Eurobriefs - the latest from Brussels
WORKERS, JUNE 2009 ISSUE
Whoops – they got it wrong
Immigration Minister Phil Woolas admitted on 12 May that the government’s policy on EU immigration had been wrong and that the government had not predicted the scale of new arrivals after the EU expanded in 2004.
The final three months of 2008 saw 29,000 applications to work in Britain from migrants from the ten countries that joined the EU in 2004. Since then the number of employed UK nationals had dropped by 200,000 and the number of migrants in work has grown substantially.

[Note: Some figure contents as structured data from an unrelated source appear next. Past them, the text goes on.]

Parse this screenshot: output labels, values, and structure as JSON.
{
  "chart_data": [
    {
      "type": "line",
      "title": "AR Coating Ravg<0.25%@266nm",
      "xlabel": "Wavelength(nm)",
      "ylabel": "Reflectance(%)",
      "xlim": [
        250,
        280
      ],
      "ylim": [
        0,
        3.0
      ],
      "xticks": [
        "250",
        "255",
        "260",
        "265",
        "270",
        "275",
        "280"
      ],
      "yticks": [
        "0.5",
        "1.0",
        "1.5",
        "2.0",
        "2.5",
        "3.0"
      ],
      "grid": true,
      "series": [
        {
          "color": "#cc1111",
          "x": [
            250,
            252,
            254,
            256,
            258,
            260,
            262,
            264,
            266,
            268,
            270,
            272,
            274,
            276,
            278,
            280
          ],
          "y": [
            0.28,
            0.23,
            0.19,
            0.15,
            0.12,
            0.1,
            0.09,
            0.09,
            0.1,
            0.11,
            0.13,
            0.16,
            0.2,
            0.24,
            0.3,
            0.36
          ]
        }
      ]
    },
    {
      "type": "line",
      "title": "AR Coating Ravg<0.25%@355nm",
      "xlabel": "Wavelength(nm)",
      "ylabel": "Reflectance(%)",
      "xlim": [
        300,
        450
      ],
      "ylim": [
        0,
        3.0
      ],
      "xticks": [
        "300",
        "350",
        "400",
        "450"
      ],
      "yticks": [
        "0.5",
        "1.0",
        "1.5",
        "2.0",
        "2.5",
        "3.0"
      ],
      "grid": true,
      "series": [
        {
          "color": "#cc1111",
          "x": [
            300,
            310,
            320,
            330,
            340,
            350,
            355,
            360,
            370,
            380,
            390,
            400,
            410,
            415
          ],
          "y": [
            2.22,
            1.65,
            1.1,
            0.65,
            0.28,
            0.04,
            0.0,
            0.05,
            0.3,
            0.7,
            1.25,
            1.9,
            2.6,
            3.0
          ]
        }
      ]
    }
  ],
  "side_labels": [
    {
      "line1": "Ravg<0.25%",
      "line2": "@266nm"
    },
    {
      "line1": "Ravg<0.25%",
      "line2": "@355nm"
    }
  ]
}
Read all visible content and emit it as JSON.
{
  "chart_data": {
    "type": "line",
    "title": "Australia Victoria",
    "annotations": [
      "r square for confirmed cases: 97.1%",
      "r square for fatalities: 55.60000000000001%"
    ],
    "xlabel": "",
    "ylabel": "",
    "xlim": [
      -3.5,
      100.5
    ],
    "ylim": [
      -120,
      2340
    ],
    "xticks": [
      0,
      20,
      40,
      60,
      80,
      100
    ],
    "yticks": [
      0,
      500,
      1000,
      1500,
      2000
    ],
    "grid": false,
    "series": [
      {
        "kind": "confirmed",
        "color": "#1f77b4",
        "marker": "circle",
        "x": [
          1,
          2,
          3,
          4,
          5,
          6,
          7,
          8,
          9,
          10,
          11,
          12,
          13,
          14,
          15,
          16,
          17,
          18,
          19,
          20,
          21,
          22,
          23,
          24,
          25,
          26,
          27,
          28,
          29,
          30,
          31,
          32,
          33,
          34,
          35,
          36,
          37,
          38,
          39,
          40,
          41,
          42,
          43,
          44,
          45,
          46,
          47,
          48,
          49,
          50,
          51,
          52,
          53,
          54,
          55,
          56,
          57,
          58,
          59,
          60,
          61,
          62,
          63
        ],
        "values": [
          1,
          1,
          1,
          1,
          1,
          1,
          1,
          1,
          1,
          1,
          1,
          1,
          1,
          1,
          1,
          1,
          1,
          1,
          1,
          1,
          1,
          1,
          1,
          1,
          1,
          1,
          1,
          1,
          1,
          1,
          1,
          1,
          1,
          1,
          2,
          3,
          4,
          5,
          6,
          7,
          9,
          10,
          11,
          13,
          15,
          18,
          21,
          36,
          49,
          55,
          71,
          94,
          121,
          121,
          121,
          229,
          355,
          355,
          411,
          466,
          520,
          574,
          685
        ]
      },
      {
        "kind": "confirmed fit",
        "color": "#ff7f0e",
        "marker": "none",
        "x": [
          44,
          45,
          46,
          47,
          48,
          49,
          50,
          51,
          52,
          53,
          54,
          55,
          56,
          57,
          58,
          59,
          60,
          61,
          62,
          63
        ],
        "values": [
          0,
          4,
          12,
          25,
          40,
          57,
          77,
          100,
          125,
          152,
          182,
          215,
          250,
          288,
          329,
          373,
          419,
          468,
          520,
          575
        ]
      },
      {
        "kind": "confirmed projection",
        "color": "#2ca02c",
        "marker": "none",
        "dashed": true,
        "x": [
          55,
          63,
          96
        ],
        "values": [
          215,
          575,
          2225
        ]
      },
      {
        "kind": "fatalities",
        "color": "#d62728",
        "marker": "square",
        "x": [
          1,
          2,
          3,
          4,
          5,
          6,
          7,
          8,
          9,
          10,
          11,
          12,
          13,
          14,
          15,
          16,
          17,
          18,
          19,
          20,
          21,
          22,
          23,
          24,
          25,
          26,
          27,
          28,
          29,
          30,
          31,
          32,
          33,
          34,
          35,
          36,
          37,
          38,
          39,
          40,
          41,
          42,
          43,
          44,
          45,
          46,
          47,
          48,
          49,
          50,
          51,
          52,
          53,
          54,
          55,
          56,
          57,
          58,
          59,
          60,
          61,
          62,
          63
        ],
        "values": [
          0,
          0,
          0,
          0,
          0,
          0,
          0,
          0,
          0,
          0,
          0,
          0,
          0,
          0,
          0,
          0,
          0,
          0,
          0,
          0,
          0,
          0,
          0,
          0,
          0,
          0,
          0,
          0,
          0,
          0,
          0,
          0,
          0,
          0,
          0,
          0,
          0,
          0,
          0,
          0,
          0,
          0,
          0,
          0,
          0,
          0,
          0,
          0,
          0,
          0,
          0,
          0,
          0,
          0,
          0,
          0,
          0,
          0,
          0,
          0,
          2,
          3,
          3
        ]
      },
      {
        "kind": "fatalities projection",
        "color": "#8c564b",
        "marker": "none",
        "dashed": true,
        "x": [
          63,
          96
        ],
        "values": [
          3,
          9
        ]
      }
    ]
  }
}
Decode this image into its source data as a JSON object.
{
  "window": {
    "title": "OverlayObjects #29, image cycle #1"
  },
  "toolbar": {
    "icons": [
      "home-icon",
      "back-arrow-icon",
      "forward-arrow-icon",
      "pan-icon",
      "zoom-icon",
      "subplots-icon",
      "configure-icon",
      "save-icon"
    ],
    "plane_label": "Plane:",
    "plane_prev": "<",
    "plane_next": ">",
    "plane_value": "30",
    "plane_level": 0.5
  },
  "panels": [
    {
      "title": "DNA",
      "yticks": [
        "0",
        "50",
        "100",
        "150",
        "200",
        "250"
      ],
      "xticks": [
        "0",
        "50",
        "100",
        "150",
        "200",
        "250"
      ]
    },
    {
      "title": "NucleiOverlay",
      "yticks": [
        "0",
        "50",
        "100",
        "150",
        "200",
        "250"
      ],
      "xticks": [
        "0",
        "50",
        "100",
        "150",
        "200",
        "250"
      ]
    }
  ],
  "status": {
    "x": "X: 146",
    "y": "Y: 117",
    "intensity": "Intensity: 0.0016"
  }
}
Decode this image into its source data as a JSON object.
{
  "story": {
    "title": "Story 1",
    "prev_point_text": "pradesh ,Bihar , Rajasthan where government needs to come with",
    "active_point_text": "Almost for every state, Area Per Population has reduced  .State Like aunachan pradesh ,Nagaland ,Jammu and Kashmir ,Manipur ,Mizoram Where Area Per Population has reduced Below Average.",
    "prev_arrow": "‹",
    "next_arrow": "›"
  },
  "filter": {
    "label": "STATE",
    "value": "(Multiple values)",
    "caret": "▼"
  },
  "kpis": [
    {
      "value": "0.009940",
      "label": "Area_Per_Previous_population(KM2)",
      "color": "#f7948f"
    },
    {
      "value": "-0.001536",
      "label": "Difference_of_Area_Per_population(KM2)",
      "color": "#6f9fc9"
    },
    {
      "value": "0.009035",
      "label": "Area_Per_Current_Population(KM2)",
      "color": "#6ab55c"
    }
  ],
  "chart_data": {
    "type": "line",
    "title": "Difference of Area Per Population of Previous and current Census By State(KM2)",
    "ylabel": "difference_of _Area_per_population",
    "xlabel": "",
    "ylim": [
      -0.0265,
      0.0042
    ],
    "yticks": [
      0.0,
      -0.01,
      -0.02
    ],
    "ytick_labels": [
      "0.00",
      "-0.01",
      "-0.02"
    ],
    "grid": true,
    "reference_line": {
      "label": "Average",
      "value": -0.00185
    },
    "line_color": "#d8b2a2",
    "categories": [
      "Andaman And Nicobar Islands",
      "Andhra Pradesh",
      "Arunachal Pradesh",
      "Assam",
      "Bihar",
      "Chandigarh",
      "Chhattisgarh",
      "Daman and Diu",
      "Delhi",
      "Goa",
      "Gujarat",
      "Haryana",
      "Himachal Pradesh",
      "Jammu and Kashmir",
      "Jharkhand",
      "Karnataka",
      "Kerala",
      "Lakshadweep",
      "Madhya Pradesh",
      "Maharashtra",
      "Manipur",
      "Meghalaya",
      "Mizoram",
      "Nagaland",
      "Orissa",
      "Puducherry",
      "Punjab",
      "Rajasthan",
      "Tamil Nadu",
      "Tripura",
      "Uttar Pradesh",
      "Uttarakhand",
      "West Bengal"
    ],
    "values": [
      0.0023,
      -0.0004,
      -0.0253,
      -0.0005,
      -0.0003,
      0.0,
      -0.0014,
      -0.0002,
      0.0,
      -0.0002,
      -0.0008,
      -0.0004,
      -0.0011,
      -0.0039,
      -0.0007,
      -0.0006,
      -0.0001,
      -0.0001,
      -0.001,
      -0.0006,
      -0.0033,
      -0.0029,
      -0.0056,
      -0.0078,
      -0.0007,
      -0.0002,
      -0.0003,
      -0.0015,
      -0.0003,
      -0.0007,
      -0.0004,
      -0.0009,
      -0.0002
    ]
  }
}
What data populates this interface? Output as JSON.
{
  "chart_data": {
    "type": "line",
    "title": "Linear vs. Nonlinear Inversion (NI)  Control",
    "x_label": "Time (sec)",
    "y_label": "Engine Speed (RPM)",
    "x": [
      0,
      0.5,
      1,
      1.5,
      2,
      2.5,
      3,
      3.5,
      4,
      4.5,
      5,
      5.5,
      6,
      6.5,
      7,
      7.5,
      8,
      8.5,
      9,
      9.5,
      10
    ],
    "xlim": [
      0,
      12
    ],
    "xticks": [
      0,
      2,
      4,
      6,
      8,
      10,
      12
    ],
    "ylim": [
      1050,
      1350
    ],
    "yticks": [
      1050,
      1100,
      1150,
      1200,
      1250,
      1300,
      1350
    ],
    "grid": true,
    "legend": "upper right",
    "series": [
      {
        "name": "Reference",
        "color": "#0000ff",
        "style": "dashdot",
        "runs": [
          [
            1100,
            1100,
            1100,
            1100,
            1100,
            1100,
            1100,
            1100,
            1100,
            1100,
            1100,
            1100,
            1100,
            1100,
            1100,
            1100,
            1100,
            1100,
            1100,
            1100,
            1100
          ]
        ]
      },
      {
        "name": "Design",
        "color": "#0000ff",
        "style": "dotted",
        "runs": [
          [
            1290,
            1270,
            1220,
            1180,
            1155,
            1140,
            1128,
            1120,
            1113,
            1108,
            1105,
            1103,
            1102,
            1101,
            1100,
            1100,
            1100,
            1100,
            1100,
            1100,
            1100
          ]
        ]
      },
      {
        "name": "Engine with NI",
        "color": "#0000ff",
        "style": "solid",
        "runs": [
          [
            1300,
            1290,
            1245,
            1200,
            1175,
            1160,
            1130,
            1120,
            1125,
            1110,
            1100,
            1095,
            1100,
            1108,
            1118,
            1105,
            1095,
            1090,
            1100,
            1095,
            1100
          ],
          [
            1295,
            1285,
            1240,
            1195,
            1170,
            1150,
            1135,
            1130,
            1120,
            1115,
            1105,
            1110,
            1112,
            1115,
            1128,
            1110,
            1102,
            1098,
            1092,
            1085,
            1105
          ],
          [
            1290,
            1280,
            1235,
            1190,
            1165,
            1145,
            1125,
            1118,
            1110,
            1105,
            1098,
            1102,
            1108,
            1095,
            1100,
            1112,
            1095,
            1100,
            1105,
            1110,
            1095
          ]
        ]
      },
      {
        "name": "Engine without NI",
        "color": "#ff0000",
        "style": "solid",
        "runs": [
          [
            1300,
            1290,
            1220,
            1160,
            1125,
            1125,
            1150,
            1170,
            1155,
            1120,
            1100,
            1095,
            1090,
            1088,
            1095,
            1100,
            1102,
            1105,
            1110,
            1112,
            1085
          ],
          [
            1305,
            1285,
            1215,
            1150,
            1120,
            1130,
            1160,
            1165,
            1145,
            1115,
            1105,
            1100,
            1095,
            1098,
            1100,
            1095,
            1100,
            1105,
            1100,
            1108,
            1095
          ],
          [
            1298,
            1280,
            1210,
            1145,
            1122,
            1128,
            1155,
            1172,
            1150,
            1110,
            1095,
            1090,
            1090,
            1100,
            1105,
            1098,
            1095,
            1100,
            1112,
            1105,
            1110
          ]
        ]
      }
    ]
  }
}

Lord Mandelson told Parliament, “…nationals coming here from the [EU] are helping to fill gaps in our labour market our British nationals are either not available to fill or are unwilling to fill.” He continued, “There are jobs available for British nationals despite the circulation of workers that has resulted from EU enlargement.”
Zone of failure
Industrial production in the eurozone was down 20.2 per cent in March 2009 from March 2008, the steepest annual drop since records began in 1991. GDP for the whole eurozone shrank by 4.6 per cent on last year; Germany’s GDP was 6.9 per cent down.
Free to create crises
An article in the Financial Times earlier this year argued that the strain of the economic crisis was opening up divisions within the EU. But it went on to say “the [EU’s] four freedoms – free movement of goods, people, services and capital – are huge and tangible achievements. It would be terrible to see them rolled back”. No mention was made of the relationship between the “four freedoms” and the crisis.
No comment
On the BBC’s Daily Politics Show of 19 May, the presenter pointed out, “When I have interviewed in the past week Caroline Flint and a leading Conservative and I’ve asked them if they will insist that MEPs’ expenses are made public for the past four years, I cannot get an answer out of them.”
MEPs still do not publish their expenses. Both the Conservative and Socialist groupings in the European Parliament backed an amendment to ensure MEPs’ expenses remain secret.